Their assertion, backed by recent surveys, is Rubio's positions on several key issues, immigration in particular, are far from the mainstream of the Hispanic electorate.
So Presente, a 3-year-old, 250,000-member online hub that aims to be "the Hispanic MoveOn.org" is aiming its campaign at the senator who is a Tea Party darling. The campaign's name: "No somos Rubios." ("We are not Rubios.")
"Rubio has to decide," said Presente Action co-founder and strategist Roberto Lovato, "if he's a Hispanic or a Tea Partino."
Out of step
Rubio opposes a pathway to citizenship as part of comprehensive immigration reform and does not support the Dream Act - legislation that calls for undocumented students who were brought to the United States as minors and who have lived here for at least five years to be given a path to legal residency if they graduate from U.S. high schools and meet a variety of legal criteria. Many polls show Latinos support both a pathway to citizenship and the Dream Act.
"Surprisingly, he has taken a hard-line position even on issues that have bipartisan support," like the Dream Act, said Aarti Kohli, who is the director of immigration policy at the Warren Institute on Law and Social Policy at the UC Berkeley Law School.
"It's naive on the part of Republicans to put a Hispanic on the ticket just because he has a Hispanic surname," said Louis Desipio, a professor of political science and Chicano/Latino Studies at UC Irvine. "He has not taken a position on anything in the Senate that can connect with Latinos."
Besides, Desipio said, studies show there is little evidence Hispanic voters would choose a candidate in a high-level race just because he or she is Hispanic.
They come courting
Nevertheless, while Presente Action-mobilized activists are expected to be there to greet Rubio when he speaks at the conference today with GOP presidential candidates Newt Gingrich and Mitt Romney, the two Republicans at the top of the polls in Florida are courting the 40-year-old senator, who was elected in 2010. Rubio said he will not endorse a candidate in the race.
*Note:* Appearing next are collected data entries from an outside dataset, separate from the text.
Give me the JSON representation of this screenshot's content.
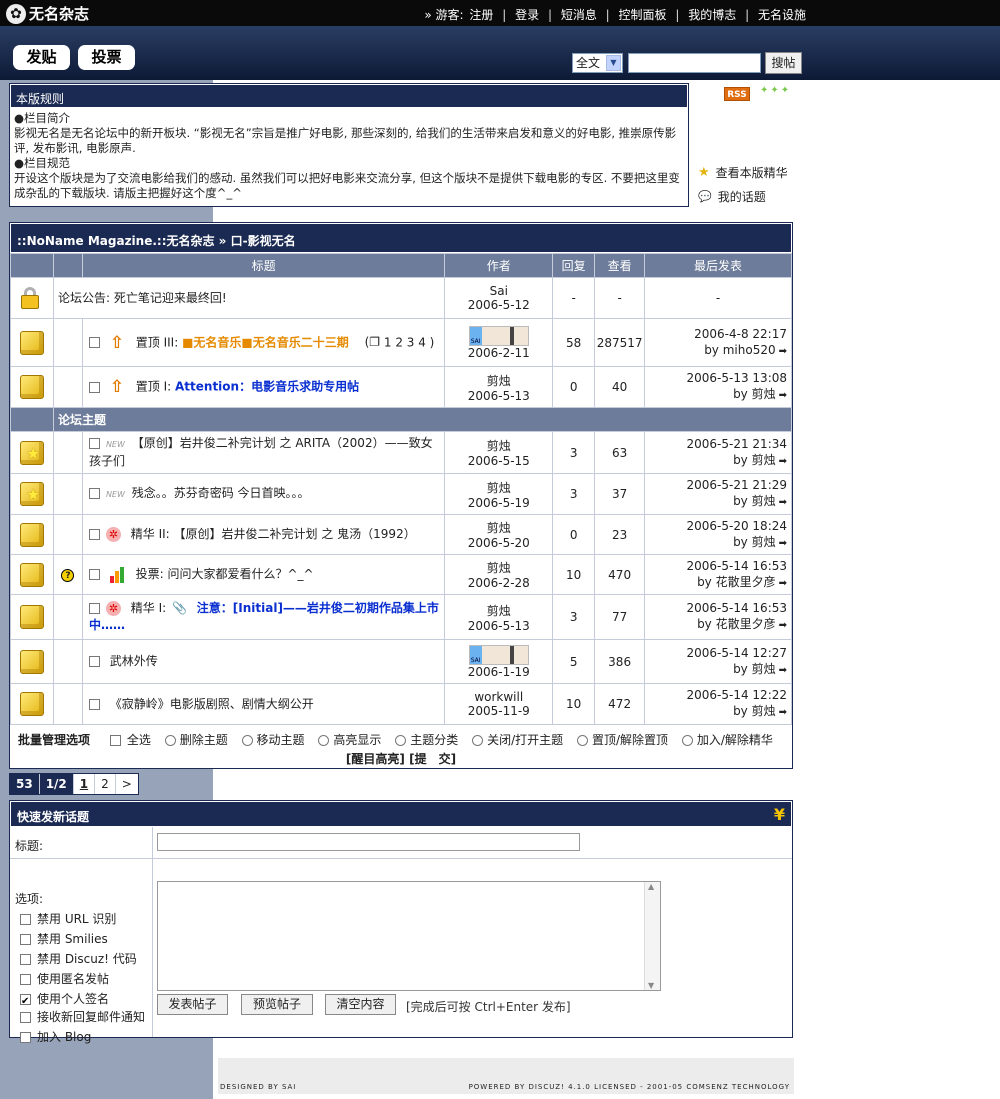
{
  "brand": {
    "logo_text": "无名杂志"
  },
  "topnav": {
    "guest_prefix": "» 游客:",
    "register": "注册",
    "login": "登录",
    "pm": "短消息",
    "control_panel": "控制面板",
    "my_blog": "我的博志",
    "nameless_settings": "无名设施"
  },
  "header": {
    "post_button": "发贴",
    "poll_button": "投票",
    "search_scope": "全文",
    "search_value": "",
    "search_button": "搜帖"
  },
  "rules": {
    "title": "本版规则",
    "h1": "●栏目简介",
    "p1": "影视无名是无名论坛中的新开板块. “影视无名”宗旨是推广好电影, 那些深刻的, 给我们的生活带来启发和意义的好电影, 推崇原传影评, 发布影讯, 电影原声.",
    "h2": "●栏目规范",
    "p2": "开设这个版块是为了交流电影给我们的感动. 虽然我们可以把好电影来交流分享, 但这个版块不是提供下载电影的专区. 不要把这里变成杂乱的下载版块. 请版主把握好这个度^_^"
  },
  "side": {
    "rss": "RSS",
    "view_digest": "查看本版精华",
    "my_topics": "我的话题"
  },
  "forum": {
    "breadcrumb": "::NoName Magazine.::无名杂志 » 口-影视无名",
    "headers": {
      "title": "标题",
      "author": "作者",
      "replies": "回复",
      "views": "查看",
      "last_post": "最后发表"
    },
    "announcement": {
      "text": "论坛公告: 死亡笔记迎来最终回!",
      "author": "Sai",
      "date": "2006-5-12",
      "replies": "-",
      "views": "-",
      "last": "-"
    },
    "sticky": [
      {
        "prefix": "置顶 III:",
        "title": "■无名音乐■无名音乐二十三期",
        "pages": "1 2 3 4 )",
        "author_date": "2006-2-11",
        "replies": "58",
        "views": "287517",
        "last_time": "2006-4-8 22:17",
        "last_by": "by miho520"
      },
      {
        "prefix": "置顶 I:",
        "title": "Attention：电影音乐求助专用帖",
        "author": "剪烛",
        "author_date": "2006-5-13",
        "replies": "0",
        "views": "40",
        "last_time": "2006-5-13 13:08",
        "last_by": "by 剪烛"
      }
    ],
    "section_label": "论坛主题",
    "threads": [
      {
        "prefix": "",
        "title": "【原创】岩井俊二补完计划 之 ARITA（2002）——致女孩子们",
        "author": "剪烛",
        "date": "2006-5-15",
        "replies": "3",
        "views": "63",
        "last_time": "2006-5-21 21:34",
        "last_by": "by 剪烛"
      },
      {
        "prefix": "",
        "title": "残念。。苏芬奇密码 今日首映。。。",
        "author": "剪烛",
        "date": "2006-5-19",
        "replies": "3",
        "views": "37",
        "last_time": "2006-5-21 21:29",
        "last_by": "by 剪烛"
      },
      {
        "prefix": "精华 II:",
        "title": "【原创】岩井俊二补完计划 之 鬼汤（1992）",
        "author": "剪烛",
        "date": "2006-5-20",
        "replies": "0",
        "views": "23",
        "last_time": "2006-5-20 18:24",
        "last_by": "by 剪烛"
      },
      {
        "prefix": "投票:",
        "title": "问问大家都爱看什么？^_^",
        "author": "剪烛",
        "date": "2006-2-28",
        "replies": "10",
        "views": "470",
        "last_time": "2006-5-14 16:53",
        "last_by": "by 花散里夕彦"
      },
      {
        "prefix": "精华 I:",
        "title": "注意：[Initial]——岩井俊二初期作品集上市中……",
        "author": "剪烛",
        "date": "2006-5-13",
        "replies": "3",
        "views": "77",
        "last_time": "2006-5-14 16:53",
        "last_by": "by 花散里夕彦"
      },
      {
        "prefix": "",
        "title": "武林外传",
        "author": "",
        "date": "2006-1-19",
        "replies": "5",
        "views": "386",
        "last_time": "2006-5-14 12:27",
        "last_by": "by 剪烛"
      },
      {
        "prefix": "",
        "title": "《寂静岭》电影版剧照、剧情大纲公开",
        "author": "workwill",
        "date": "2005-11-9",
        "replies": "10",
        "views": "472",
        "last_time": "2006-5-14 12:22",
        "last_by": "by 剪烛"
      }
    ],
    "batch": {
      "label": "批量管理选项",
      "select_all": "全选",
      "delete": "删除主题",
      "move": "移动主题",
      "highlight": "高亮显示",
      "classify": "主题分类",
      "close_open": "关闭/打开主题",
      "sticky": "置顶/解除置顶",
      "digest": "加入/解除精华",
      "bump": "[醒目高亮]",
      "submit": "[提　交]"
    }
  },
  "pagination": {
    "total": "53",
    "pos": "1/2",
    "p1": "1",
    "p2": "2",
    "next": ">"
  },
  "quick": {
    "title": "快速发新话题",
    "subject_label": "标题:",
    "options_label": "选项:",
    "opt1": "禁用 URL 识别",
    "opt2": "禁用 Smilies",
    "opt3": "禁用 Discuz! 代码",
    "opt4": "使用匿名发帖",
    "opt5": "使用个人签名",
    "opt6": "接收新回复邮件通知",
    "opt7": "加入 Blog",
    "submit": "发表帖子",
    "preview": "预览帖子",
    "clear": "清空内容",
    "hint": "[完成后可按 Ctrl+Enter 发布]"
  },
  "footer": {
    "left": "DESIGNED BY SAI",
    "right": "POWERED BY DISCUZ! 4.1.0 LICENSED - 2001-05 COMSENZ TECHNOLOGY"
  }
}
The deference may be somewhat outsized, analysts said, given Rubio does not have much of a national profile outside of Florida. A Pew Hispanic Center study last month found 54 percent of registered Hispanic voters had never heard of Rubio and 40 percent of Hispanic Republicans said they didn't know him.
Yet Rubio's influence over both Romney and Gingrich is palpable. On Wednesday, Rubio said Gingrich should pull a TV ad running in Florida that described Romney as "anti-immigrant." It wasn't accurate, Rubio said. Both Romney and Rubio oppose the Dream Act and a pathway to legalization for undocumented immigrants.
Gingrich pulled the ad "out of respect" for Rubio, he said.
"Whoever wins this nomination is going to have to come back to Florida in the fall and win again," Rubio told CBS on Thursday. "I want to make sure we don't have candidates out there saying things we have to come back later on and defend and clean up in the fall when they're in Florida."
Immigration issue
"Obviously, immigration is a very important issue," Rubio told CBS. But "for the vast majority of the days of the year, you don't wake up in the morning and immediately start thinking about that.
"What's on people's minds is what's on your mind and my mind: How am I going to provide for my family? How am I going to give my kids the chance to do all the things I myself could not do," Rubio said.
Indeed, a survey this month from the nonpartisan Pew Hispanic Center found immigration ranked sixth when voters were asked what issue was "extremely important." The top issue was jobs, described as "extremely important" by 50 percent of those polled; 33 percent described immigration that way.
Nevertheless, Favianna Rodriguez, a co-founder of Presente Action, said the GOP's courting of Rubio is a "symbol the way Hispanic voters are courted is antiquated. And we are going to point that out."